Sometimes you will see a coin described as a 'Plate Coin', 'Hoard' coin, 'pedigreed', or 'published in...(name of publication)'.
You might wonder what these terms mean or their relevance in selecting coins for your own collection. The answer to this is that although ancient coins are primarily valued for being minted in antiquity, the value of those coins can be enhanced from attributes attached to them during modern times.
Plate Coins are coins which are illustrated in the pages of a numismatic publication. In many cases, these coins were selected because the author considered them superb specimens exemplify their type. Such coins are regularly considered 'best in class'. For many collectors there is sentimental value in seeing their coin in the pages of a standard reference. Also plate coins were subject to the scrutinisation of the expert numismatist writing the particular publication they were illustrated in, so effectively have been authenticated by a professional qualified and experienced to do so.
Published coins are similar to plate coins with the sole difference that they are not illustrated in the publication in which they are described.
Hoard coins are coins found in a hoard. In many cases, these hoards are published in the Coin Hoards series of publications. Coins belonging to a hoard which can be dated to a point in antiquity, are invariably authentic. Hoard coins are in the safest class of coins to buy for those particularly anxious about authenticity.

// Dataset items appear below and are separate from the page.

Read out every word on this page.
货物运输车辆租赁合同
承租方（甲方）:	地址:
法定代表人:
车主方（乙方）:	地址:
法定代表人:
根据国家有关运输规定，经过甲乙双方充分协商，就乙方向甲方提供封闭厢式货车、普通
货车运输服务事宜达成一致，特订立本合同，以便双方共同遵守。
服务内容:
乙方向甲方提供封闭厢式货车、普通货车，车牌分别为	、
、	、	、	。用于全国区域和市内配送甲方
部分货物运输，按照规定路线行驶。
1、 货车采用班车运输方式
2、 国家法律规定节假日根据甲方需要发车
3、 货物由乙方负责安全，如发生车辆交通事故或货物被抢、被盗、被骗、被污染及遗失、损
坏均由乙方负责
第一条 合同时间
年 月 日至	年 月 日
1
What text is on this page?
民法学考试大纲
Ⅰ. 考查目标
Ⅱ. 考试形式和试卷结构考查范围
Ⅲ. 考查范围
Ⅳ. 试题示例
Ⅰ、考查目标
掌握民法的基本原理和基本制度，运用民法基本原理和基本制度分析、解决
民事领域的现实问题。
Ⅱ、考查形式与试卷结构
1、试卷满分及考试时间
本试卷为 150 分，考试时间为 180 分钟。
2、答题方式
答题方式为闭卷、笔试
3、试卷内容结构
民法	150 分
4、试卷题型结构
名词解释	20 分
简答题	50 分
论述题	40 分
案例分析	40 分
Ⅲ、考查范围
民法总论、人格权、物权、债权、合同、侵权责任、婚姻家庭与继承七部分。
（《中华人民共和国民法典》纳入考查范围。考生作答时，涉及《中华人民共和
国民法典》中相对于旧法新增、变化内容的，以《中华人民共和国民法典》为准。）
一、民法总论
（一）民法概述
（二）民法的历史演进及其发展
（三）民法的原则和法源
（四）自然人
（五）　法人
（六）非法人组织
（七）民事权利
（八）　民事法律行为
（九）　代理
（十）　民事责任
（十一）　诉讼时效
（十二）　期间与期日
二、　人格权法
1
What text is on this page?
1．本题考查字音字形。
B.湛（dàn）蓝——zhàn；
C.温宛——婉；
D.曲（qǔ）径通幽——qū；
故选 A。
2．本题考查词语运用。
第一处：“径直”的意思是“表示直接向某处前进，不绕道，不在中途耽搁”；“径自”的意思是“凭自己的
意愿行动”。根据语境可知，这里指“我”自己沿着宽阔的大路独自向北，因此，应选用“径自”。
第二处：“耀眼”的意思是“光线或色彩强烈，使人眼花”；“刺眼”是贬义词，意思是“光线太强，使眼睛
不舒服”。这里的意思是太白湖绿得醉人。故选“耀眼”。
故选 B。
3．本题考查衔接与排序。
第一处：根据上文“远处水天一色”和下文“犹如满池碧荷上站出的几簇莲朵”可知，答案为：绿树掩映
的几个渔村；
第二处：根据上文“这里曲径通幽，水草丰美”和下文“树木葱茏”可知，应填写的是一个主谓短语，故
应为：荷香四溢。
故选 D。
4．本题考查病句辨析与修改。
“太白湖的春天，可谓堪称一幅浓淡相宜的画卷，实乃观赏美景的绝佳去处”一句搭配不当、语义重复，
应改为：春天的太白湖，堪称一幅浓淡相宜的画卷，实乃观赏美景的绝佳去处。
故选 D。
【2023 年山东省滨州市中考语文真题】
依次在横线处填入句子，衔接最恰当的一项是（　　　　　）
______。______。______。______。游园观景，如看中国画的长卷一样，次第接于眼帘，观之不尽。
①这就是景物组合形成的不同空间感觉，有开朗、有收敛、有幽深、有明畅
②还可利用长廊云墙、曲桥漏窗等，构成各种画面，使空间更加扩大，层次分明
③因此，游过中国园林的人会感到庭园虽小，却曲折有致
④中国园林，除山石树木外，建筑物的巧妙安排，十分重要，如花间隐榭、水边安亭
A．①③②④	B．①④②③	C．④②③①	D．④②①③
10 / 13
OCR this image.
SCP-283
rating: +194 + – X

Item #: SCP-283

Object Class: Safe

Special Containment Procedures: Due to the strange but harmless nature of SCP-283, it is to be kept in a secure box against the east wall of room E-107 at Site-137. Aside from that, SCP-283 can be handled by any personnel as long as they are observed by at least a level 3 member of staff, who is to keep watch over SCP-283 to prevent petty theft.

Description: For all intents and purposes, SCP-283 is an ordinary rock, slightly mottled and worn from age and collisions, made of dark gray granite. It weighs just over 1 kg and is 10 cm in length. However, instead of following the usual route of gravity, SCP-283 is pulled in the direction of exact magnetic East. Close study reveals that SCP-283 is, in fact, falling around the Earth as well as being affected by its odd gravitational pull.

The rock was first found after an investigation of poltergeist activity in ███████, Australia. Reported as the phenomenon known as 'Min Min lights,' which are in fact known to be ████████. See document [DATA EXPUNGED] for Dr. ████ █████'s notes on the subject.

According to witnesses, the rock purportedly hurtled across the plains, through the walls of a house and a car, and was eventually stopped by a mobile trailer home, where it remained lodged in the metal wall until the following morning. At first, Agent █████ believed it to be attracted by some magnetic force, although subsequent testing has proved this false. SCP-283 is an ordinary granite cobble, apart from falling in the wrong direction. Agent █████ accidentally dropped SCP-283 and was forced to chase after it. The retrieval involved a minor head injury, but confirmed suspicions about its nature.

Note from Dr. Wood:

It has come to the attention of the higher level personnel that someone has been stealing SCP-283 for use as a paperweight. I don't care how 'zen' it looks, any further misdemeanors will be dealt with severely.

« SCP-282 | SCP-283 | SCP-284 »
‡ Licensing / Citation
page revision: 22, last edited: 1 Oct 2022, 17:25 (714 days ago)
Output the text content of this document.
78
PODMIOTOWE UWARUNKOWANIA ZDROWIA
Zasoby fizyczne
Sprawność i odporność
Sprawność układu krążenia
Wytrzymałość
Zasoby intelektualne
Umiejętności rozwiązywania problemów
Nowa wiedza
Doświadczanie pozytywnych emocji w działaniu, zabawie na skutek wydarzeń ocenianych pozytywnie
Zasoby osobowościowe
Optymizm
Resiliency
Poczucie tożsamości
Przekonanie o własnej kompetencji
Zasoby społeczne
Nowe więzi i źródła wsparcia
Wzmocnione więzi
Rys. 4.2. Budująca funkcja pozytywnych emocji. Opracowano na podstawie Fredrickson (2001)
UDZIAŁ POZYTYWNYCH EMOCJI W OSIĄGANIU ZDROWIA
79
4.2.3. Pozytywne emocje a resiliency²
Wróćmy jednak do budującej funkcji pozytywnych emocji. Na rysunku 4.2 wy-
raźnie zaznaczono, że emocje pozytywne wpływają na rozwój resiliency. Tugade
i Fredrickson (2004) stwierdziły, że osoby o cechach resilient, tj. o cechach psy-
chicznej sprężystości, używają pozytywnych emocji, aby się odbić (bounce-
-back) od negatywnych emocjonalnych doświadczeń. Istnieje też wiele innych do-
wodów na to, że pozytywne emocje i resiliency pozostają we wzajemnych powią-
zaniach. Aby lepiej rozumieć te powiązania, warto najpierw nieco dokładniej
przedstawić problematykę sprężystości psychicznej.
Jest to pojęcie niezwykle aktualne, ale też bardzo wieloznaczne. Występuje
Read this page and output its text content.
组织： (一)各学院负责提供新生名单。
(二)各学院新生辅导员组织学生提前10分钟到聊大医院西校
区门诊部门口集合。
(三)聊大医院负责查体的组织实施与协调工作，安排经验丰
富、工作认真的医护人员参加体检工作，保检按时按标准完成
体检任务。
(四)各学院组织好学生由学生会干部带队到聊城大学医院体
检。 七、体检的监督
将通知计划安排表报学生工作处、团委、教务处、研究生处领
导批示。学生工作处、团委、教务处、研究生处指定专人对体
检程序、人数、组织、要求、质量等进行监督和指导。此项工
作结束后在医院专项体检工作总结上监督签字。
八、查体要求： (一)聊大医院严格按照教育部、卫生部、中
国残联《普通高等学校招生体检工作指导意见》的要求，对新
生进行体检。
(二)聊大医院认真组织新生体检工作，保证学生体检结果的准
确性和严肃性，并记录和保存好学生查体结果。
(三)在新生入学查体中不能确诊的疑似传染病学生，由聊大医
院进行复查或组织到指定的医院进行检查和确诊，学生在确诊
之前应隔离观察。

Pedigreed coins are coins which have pedigree in their ownership. They often come from famous collections, including museum collections. Their pedigree can be tracked back many decades or longer and thus predate many modern forgeries. Collectors might enjoy the idea of owning a coin which belonged to a famous collector to a well known museum. But more often than not, the appeal is in pedigree being a safer bet in favour of authenticity.